Yes mostly good comments. However this is my faith and belief and I don’t mind stating it openly. All our talents are a gift from God.

Lioness looking up

8. The professional photography market seems to be moving away from image and book sales to photographic workshops, video and e-Books. Have you found this to be so with your business?

It seems that books are not as popular as they used to be but surely there will always be room for a good coffee table book- on the table or on the bookshelf. I hope technology will not rob us of this option.

zebras on the pan - aerial view

9. Some photographers see Photoshop as a necessary evil and they would much rather be out shooting in the field than editing while others love post processing their images. How do you feel about the digital darkroom?

The old style of wildlife photography has mostly been done and without Photoshop or some other technology one could be left behind. But sure, I do prefer to be out in the field.

lioness crossing river at sunset

10. Photo equipment is important but some photographers are obsessed with having the latest body or lens. The camera manufacturers are partly to blame as their advertising says, 'if your photographs are just average then this new piece of equipment will change all that!' Where do you think a person wanting to improve their wildlife photography should focus their time, effort and money?

No doubt that the latest equipment is really great to have – and improves the images one gets – but very few can afford to upgrade all the time. When you buy it is a good idea to buy the best you can afford. Lenses are very important and wildlife photography demands a variety of lenses to optimize your chances.

west-coast flowers

11. Any new books or projects coming up that you would like to mention?

One or two tricks up my sleeve – do not want to mention as yet but please do keep a watch on my blog for updates!

In the meantime fine art prints are my focus.
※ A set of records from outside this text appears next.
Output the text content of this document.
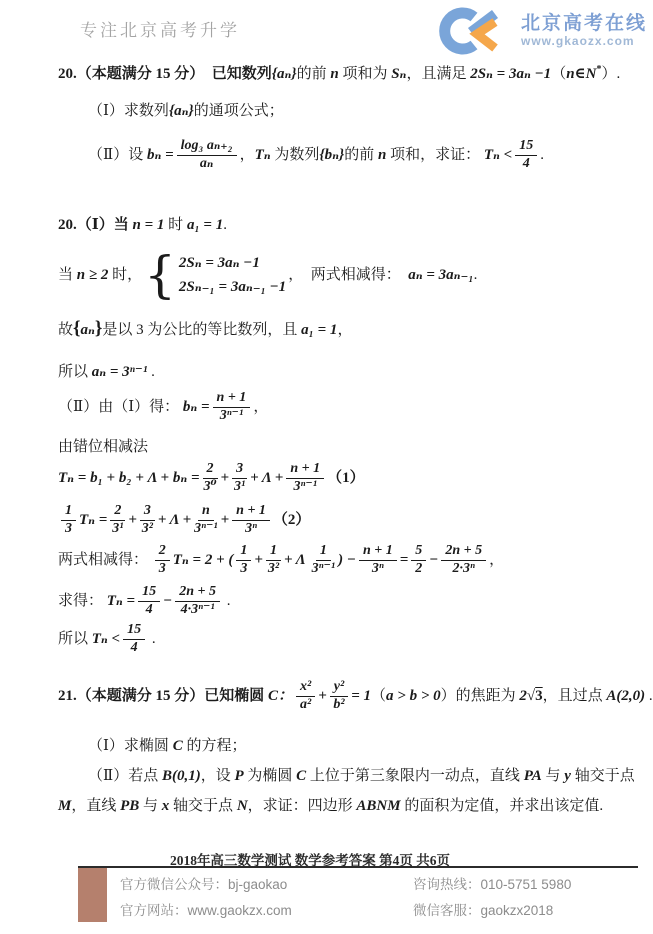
专注北京高考升学	北京高考在线
www.gkaozx.com
20.（本题满分 15 分）  已知数列{aₙ}的前 n 项和为 Sₙ，且满足 2Sₙ = 3aₙ −1（n∈N*）.
（Ⅰ）求数列{aₙ}的通项公式；
（Ⅱ）设 $b_n = \frac{\text{log₃ aₙ₊₂}}{\text{aₙ}}$ ， Tₙ 为数列 {bₙ} 的前 n 项和，求证： $T_n < \frac{15}{4}$ .
20.（Ⅰ）当 n = 1 时 a₁ = 1.
当 n ≥ 2 时， { 2Sₙ = 3aₙ −1
2Sₙ₋₁ = 3aₙ₋₁ −1
，  两式相减得： aₙ = 3aₙ₋₁ .
故{aₙ}是以 3 为公比的等比数列，且 a₁ = 1，
所以 aₙ = 3ⁿ⁻¹ .
（Ⅱ）由（Ⅰ）得： $b_n = \frac{n + 1}{\text{3ⁿ⁻¹}}$ ，
由错位相减法
$T_n = b_1 + b_2 + \Lambda + b_n = \frac{2}{\text{3⁰}} + \frac{3}{\text{3¹}} + \Lambda + \frac{n + 1}{\text{3ⁿ⁻¹}} (1)$
$\frac{1}{3}$ $T_n = \frac{2}{\text{3¹}} + \frac{3}{\text{3²}} + \Lambda + \frac{n}{\text{3ⁿ⁻¹}} + \frac{n + 1}{\text{3ⁿ}} (2)$
两式相减得： $\frac{2}{3}$ Tₙ = 2 + ( $\frac{1}{3} + \frac{1}{\text{3²}} + \Lambda \frac{1}{\text{3ⁿ⁻¹}}$ ) − $\frac{n + 1}{\text{3ⁿ}} = \frac{5}{2} - \frac{2n + 5}{\text{2·3ⁿ}}$ ，
求得： $T_n = \frac{15}{4} - \frac{2n + 5}{\text{4·3ⁿ⁻¹}}$ .
所以 $T_n < \frac{15}{4}$ .
21.（本题满分 15 分）已知椭圆 C： $\frac{\text{x²}}{\text{a²}} + \frac{\text{y²}}{\text{b²}} = 1$ （ a > b > 0 ）的焦距为 2 √ 3 ，且过点 A(2,0) .
（Ⅰ）求椭圆 C 的方程；
（Ⅱ）若点 B(0,1)，设 P 为椭圆 C 上位于第三象限内一动点，直线 PA 与 y 轴交于点
M，直线 PB 与 x 轴交于点 N，求证：四边形 ABNM 的面积为定值，并求出该定值.
2018年高三数学测试 数学参考答案 第4页 共6页
官方微信公众号：bj-gaokao
官方网站：www.gaokzx.com
咨询热线：010-5751 5980
微信客服：gaokzx2018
I offer a variety of fine art prints for sale on my website.

About Gerald Hinde...

Gerald Hinde spent 30 years as the director of a large family business before leaving his business cares behind in 1989 and taking up a new career in the African bush.

He has won a string of photographic awards in competitions, including the BBC Wildlife Photographer of the Year Competition, Agfa Wildlife Awards (overall winner, 2000), UN Environment Program International Wildlife Photographic Competition and the Fuji Profoto Awards.

His photographs appear in Gamedrive, Leopard, An African Experience and Africa's Big Five, Images from a Timeless Wilderness, Catching the Moment and Cats of Africa.

His work has been published widely in national and international magazines, and on calendars and postcards.